Trabalhando uma massa incalculável de documentos, narrou o Holocausto como "um processo", composto por sucessivas etapas, reconstituindo exaustivamente a máquina burocrática e as operações de extermínio - a definição das vítimas por decreto, a expropriação, a concentração, as matanças por comandos móveis, a deportação, os campos de extermínio.
"A destruição dos judeus era um fenómeno sem precedentes" e por isso, antes de perguntar "porquê", era necessário estudar a sua lógica e os mecanismos. É a partir daqui que se pode pensar, na plenitude, a dimensão ética da catástrofe.
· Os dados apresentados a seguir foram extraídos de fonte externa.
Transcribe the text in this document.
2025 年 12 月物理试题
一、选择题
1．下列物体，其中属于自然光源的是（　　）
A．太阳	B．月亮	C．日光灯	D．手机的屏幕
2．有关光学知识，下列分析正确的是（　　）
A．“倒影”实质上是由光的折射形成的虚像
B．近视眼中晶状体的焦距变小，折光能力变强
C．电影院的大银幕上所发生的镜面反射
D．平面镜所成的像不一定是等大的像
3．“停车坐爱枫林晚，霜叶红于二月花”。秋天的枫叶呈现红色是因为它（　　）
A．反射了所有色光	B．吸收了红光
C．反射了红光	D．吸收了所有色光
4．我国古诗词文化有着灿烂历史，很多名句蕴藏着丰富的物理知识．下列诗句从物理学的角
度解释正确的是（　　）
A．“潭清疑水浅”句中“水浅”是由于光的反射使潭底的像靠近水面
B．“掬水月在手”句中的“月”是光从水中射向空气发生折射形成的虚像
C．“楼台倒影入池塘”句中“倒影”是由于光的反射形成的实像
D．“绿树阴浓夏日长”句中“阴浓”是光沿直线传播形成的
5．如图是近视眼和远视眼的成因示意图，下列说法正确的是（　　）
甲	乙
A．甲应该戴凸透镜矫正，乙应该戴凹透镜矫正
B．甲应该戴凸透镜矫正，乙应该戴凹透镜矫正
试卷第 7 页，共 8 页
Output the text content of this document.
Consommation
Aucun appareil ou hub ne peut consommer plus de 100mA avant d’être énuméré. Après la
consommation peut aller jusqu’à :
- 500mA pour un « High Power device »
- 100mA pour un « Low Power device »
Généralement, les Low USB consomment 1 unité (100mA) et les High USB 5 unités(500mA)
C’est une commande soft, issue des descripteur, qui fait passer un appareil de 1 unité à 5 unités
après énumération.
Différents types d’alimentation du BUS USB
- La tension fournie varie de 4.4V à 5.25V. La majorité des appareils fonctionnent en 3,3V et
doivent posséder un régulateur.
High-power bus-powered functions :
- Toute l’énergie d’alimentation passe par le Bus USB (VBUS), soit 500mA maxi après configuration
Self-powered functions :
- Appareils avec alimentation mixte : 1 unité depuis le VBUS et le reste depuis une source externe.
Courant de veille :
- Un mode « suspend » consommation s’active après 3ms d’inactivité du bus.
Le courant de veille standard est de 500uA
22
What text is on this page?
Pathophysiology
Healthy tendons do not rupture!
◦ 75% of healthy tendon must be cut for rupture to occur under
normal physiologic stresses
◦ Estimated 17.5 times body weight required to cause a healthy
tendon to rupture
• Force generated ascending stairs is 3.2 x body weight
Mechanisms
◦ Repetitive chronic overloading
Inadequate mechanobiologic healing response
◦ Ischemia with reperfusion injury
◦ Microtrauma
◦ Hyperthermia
Além de A Destruição, Hilberg deixa-nos outras obras importantes, designadamente Perpretators Victims Bystanders (1992), em que as vítimas ocupam o lugar central, e The Politics of Memory (1996), uma autobiografia intelectual. Gostava de se definir como "profundamente conservador", ateu e de hábitos "tipicamente pequeno-burgueses".
Nos arquivos
Nascido em Viena em 1926, Raul Hilberg assistiu na infância à propagação da peste nazi. Em 1938, depois da anexação da Áustria pela Alemanha, viu o pai ser preso. Mas logo vem um golpe de sorte: como ele tinha sido combatente na I Guerra Mundial, um oficial alemão decide deixar partir a família. Os Hilberg vão para Cuba e instalam-se depois em Nova Iorque. Muitos parentes serão exterminados.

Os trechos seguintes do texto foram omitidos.